Nantinya, lanjut dia, juga akan dibuat program ekstrakulikuler pada hari tertentu agar siswa bisa membaca buku di Dispurda. Sebab, sebagian siswa pulang sekolah pukul 16.00 WIB.

“Nanti Kepala Dispurda berkoordinasi dengan Disdikbud soal ini. Karena mereka pulang sudah sore,” paparnya.

Ditambahkanya, Pemkot tahun ini juga akan membuat taman baca di depan Masjid Taqwa. Selain itu, juga akan dibuat taman baca di Samber Park.

“Yang di Masjid Taqwa jari-jarinya itu 12 meter. Jadi nanti ketika ada kegiatan, masyarakat bisa membaca buku disana. Kalau di Samber Park nanti dibangun Pargola. Itu juga bisa diatur untuk taman baca,” tambahnya.

Kepala Dispurda Kota Metro Syachri Ramadhan menuturkan, selain lapak baca, pada Hari Kunjung Perpustakaan juga akan digelar pentas seni dan bedah buku. Kemudian, pameran arsip foto Metro tempo dulu berikut testimoni para Fokorpimda.

“Tujuan kegiatan ini untuk menumbuhkan minat baca, pengenalan dan pemanfaatan perpustakaan baik itu perpustakaan sekolah, maupun rumah pintar disetiap kelurahan,” tuturnya.

Sementara itu, Sekretaris Komisi II Yulianto menilai hari kunjung perpustakaan merupakan momen untuk mengingatkan semua pihak akan pentingnya buku dan membaca.

“Karena kita, manusia itu kan sering lupa. Karena sekarang jaman beda, saya lebih banyak baca pakai androit. Ini bagus mengingatkan supaya datang. Buku itu kan jendela dunia. Dan lebih lengkap, lebih dalam,” ungkapnya.

Hanya saja, ia mengusulkan, harua ada hal kreatif, inovatif, dan agresif agar masyarakat mau datang ke Perpustakaan. Sehingga bisa menggebrak semangat warga untuk membaca buku.

“Orang mau datang itu kan karena ada yang menarik. Baru. Kita minta dinas melakukan itu.

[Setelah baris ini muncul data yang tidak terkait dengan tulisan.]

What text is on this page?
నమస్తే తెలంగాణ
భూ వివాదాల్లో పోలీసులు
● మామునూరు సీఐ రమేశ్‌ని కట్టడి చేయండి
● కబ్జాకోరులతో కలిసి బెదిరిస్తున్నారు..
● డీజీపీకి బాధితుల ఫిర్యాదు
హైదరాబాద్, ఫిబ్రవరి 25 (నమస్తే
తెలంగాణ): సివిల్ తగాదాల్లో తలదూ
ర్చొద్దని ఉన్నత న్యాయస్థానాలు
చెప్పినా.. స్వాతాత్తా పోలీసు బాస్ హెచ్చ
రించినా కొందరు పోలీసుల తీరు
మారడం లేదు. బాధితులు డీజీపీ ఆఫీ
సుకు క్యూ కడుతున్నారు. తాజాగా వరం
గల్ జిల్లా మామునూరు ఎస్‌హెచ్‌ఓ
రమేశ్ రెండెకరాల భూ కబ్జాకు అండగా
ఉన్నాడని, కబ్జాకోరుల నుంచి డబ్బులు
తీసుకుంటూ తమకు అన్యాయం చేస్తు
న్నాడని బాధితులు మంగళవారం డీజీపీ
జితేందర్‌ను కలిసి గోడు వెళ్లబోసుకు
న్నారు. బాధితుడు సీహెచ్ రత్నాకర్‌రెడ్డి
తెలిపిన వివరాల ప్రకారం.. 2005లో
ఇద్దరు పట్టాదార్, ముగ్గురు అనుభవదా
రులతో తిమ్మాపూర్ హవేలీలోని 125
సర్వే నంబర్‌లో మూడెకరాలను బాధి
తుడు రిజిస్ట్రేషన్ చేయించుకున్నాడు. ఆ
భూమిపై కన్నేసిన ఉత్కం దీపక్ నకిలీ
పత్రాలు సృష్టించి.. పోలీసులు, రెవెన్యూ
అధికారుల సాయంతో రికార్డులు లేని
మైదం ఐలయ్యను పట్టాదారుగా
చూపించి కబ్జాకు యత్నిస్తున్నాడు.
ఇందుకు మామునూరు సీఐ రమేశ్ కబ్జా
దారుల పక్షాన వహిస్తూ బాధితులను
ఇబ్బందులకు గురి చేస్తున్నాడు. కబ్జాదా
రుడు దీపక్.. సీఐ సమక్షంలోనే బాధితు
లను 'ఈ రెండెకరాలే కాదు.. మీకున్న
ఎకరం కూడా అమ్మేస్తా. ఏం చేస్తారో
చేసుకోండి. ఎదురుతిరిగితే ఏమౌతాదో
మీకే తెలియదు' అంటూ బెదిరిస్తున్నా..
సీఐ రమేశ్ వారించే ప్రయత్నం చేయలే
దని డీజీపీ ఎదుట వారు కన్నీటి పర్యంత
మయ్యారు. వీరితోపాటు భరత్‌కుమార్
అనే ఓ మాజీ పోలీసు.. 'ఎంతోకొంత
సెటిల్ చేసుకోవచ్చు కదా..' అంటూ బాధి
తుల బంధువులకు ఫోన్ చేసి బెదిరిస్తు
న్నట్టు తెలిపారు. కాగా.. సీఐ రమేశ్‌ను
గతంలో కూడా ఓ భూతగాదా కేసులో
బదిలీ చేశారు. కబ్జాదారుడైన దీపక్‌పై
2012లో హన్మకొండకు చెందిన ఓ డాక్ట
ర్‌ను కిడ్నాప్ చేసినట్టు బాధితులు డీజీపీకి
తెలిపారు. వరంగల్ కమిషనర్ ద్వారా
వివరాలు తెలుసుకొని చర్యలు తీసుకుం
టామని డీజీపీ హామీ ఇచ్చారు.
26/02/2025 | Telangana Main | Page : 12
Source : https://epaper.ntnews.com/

Ini perlu digelorakan. Karena kemajuan daerah itu salah satunya karena banyak perpustakaan, rumah baca, penulis, dan sejenisnya,” katanya.

Dengan membuat sesuatu yang menarik dan baru, maka bisa menumbuhkan minat masyarakat untuk mau datang ke Perpustakan dan membudayakan membaca. Terlebih lagi Metro memiliki visi sebagai Kota Pendidikan.

“Misal menambah visual, koleksi buku berbagai bidang lain dan tak hanya pelajaran. Bisa juga memberi reward kepada pengunjung. Banyak yang bisa diperbarui dengan mengikuti jaman. Terutama kepada generasi muda,” paparnya.

Sehingga perpustakaan jadi tempat kunjungan orang karena ada tawaran lain yang menarik. “Kami secara anggaran siap mendukung, kalau ide itu bisa dipertanggungjawabkan, memang pola-pola baru harus digagas,” tuntasnya. (Arby)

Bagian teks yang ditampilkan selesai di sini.